I am an anesthesiologist.
For six years, I practiced aggressive resuscitation, striving toward a capable left biceps brachii and a worthy grip. Full Code was a given, and life prolongation was the ultimate aim. The hours could be long, the physiology complex, the pace frenetic. Always, the threat of death loomed. Avoidance of this threat was the first way in which I measured my success.

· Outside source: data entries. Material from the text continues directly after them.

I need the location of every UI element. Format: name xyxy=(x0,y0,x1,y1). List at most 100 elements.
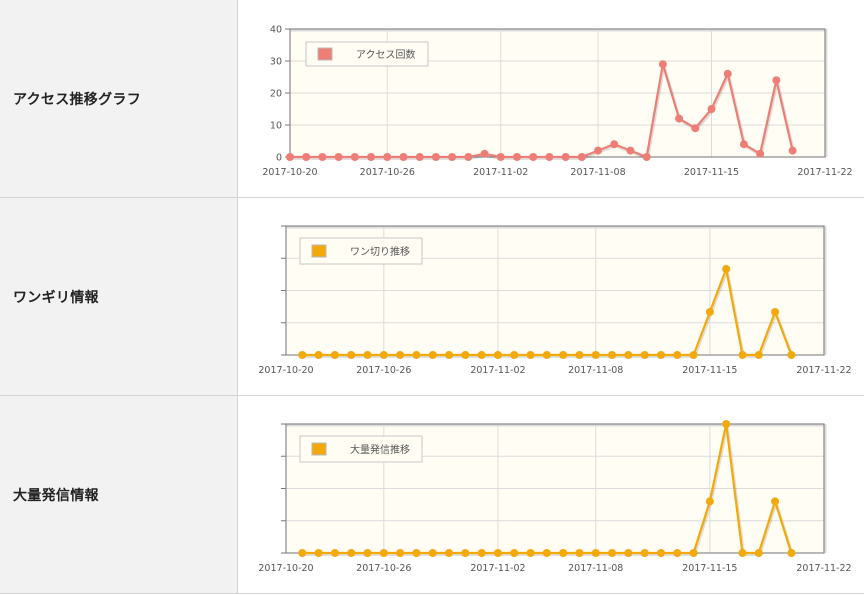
data-point xyxy=(464,153,473,161)
y-tick-label: 10 xyxy=(270,121,282,132)
data-point xyxy=(396,351,405,359)
x-tick-label: 2017-10-20 xyxy=(262,167,317,178)
data-point xyxy=(656,351,665,359)
data-point xyxy=(363,549,372,557)
x-tick-label: 2017-10-20 xyxy=(258,365,313,376)
data-point xyxy=(658,60,667,69)
data-point xyxy=(379,351,388,359)
data-point xyxy=(640,351,649,359)
x-tick-label: 2017-11-08 xyxy=(568,365,623,376)
data-point xyxy=(363,351,372,359)
data-point xyxy=(608,549,617,557)
access-trend-chart: 2017-10-20 2017-10-26 2017-11-02 2017-11-08… xyxy=(262,25,852,179)
data-point xyxy=(691,124,700,133)
data-point xyxy=(461,351,470,359)
data-point xyxy=(559,549,568,557)
x-tick-label: 2017-11-22 xyxy=(797,167,852,178)
data-point xyxy=(738,351,747,359)
x-tick-label: 2017-10-20 xyxy=(258,563,313,574)
data-point xyxy=(298,351,307,359)
data-point xyxy=(302,153,311,161)
data-point xyxy=(561,153,570,161)
data-point xyxy=(396,549,405,557)
data-point xyxy=(399,153,408,161)
data-point xyxy=(383,153,392,161)
data-point xyxy=(448,153,457,161)
data-point xyxy=(642,153,651,161)
mass-call-chart-cell: 2017-10-20 2017-10-26 2017-11-02 2017-11-08… xyxy=(238,396,864,593)
data-point xyxy=(624,351,633,359)
data-point xyxy=(542,351,551,359)
data-point xyxy=(656,549,665,557)
data-point xyxy=(771,497,780,506)
table-row-mass-call: 大量発信情報 2017-10-20 2017-10-26 2017-11-02 201… xyxy=(0,396,864,594)
data-point xyxy=(542,549,551,557)
data-point xyxy=(787,549,796,557)
x-tick-label: 2017-10-26 xyxy=(356,563,411,574)
data-point xyxy=(705,308,714,316)
data-point xyxy=(575,549,584,557)
legend-label: ワン切り推移 xyxy=(350,245,410,258)
data-point xyxy=(529,153,538,161)
data-point xyxy=(347,549,356,557)
data-point xyxy=(675,114,684,123)
data-point xyxy=(431,153,440,161)
data-point xyxy=(722,420,731,428)
data-point xyxy=(510,549,519,557)
data-point xyxy=(640,549,649,557)
data-point xyxy=(705,497,714,506)
table-row-one-ring: ワンギリ情報 2017-10-20 2017-10-26 2017-11-02 201… xyxy=(0,198,864,396)
row-header-access: アクセス推移グラフ xyxy=(0,0,238,197)
data-point xyxy=(608,351,617,359)
data-point xyxy=(526,549,535,557)
data-point xyxy=(493,549,502,557)
data-point xyxy=(577,153,586,161)
data-point xyxy=(347,351,356,359)
data-point xyxy=(298,549,307,557)
data-point xyxy=(754,351,763,359)
data-point xyxy=(559,351,568,359)
data-point xyxy=(626,146,635,155)
data-point xyxy=(445,549,454,557)
x-tick-label: 2017-11-22 xyxy=(796,365,851,376)
data-point xyxy=(330,351,339,359)
one-ring-trend-chart: 2017-10-20 2017-10-26 2017-11-02 2017-11-08… xyxy=(258,225,852,376)
x-tick-label: 2017-10-26 xyxy=(356,365,411,376)
y-tick-label: 30 xyxy=(270,57,282,68)
data-point xyxy=(496,153,505,161)
legend-swatch xyxy=(311,244,327,258)
data-point xyxy=(445,351,454,359)
data-point xyxy=(330,549,339,557)
data-point xyxy=(314,351,323,359)
data-point xyxy=(318,153,327,161)
data-point xyxy=(738,549,747,557)
data-point xyxy=(575,351,584,359)
data-point xyxy=(512,153,521,161)
data-point xyxy=(379,549,388,557)
legend-label: アクセス回数 xyxy=(356,48,416,61)
x-tick-label: 2017-11-02 xyxy=(473,167,528,178)
data-point xyxy=(461,549,470,557)
data-point xyxy=(772,76,781,85)
data-point xyxy=(673,351,682,359)
y-tick-label: 20 xyxy=(270,89,282,100)
data-point xyxy=(480,149,489,158)
data-point xyxy=(787,351,796,359)
data-point xyxy=(415,153,424,161)
legend-swatch xyxy=(311,442,327,456)
data-point xyxy=(477,351,486,359)
x-tick-label: 2017-11-08 xyxy=(568,563,623,574)
data-point xyxy=(689,351,698,359)
row-label-mass-call: 大量発信情報 xyxy=(13,487,99,504)
mass-call-trend-chart: 2017-10-20 2017-10-26 2017-11-02 2017-11-08… xyxy=(258,420,852,574)
data-point xyxy=(412,351,421,359)
data-point xyxy=(723,69,732,78)
x-tick-label: 2017-11-15 xyxy=(682,365,737,376)
data-point xyxy=(707,105,716,113)
row-header-one-ring: ワンギリ情報 xyxy=(0,198,238,395)
x-tick-label: 2017-11-15 xyxy=(682,563,737,574)
data-point xyxy=(673,549,682,557)
legend-swatch xyxy=(317,47,333,61)
data-point xyxy=(624,549,633,557)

I have just completed a year-long fellowship in hospice and palliative medicine.
For the past twelve months, I have had to undergo a profound paradigm shift. The year began with the ringing of a Tibetan singing bowl, and a discussion of our feelings. I nearly left. I concentrated… hard… on not rolling my eyes. I questioned what I had just done by leaving my practice, and how I would ever survive such contrived melodrama.
Except that it wasn’t contrived. And it wasn’t melodramatic. It was life. And it was death. And it was the denial of my feelings surrounding these two entities that had filled me with the burnout and frustration that sent me in search of a different way of practicing medicine.
This year I have learned that death does not always equate to failure, and that letting go is not the same as giving up. In fact, when done well, in peace and in comfort, with dignity intact, dying can be the most freeing act of one’s life.
I saw what a life well-lived looks like, just as I saw ones filled with regret and sorrow. I cared for patients who left behind generations of legacy, just as I cared for ones whose legacy lives in the hearts of their parents and young siblings.
I realized that practicing good medicine isn’t just about physiology and pharmacology and avoiding perioperative complications, it is also about getting to know my patients’ thoughts, fears, faiths, and desires, and walking alongside them when they most need to be heard. It is about life. And it is about death. And everything that comes between.
So today, alongside my skills for providing aggressive resuscitation, I can provide aggressive symptom management. Accompanying my desire for a bionic left upper extremity, I strive for bionic ears to hear what is really being said, and a God-like soul to know how best to respond.
I tell my husband that I adore him. I listen to my child, even though he’s only two years old. I call my grandmothers. I plan more vacations. I apologize.
And I remember my patients. For they are the ones who have taught me these lessons. They are the ones who showed me how best to live. They are the ones whose stories I recall when I need patience and wisdom and humility.
Beside each one, a red fern grows.

© 2014 American Society of Anesthesiologists, Inc.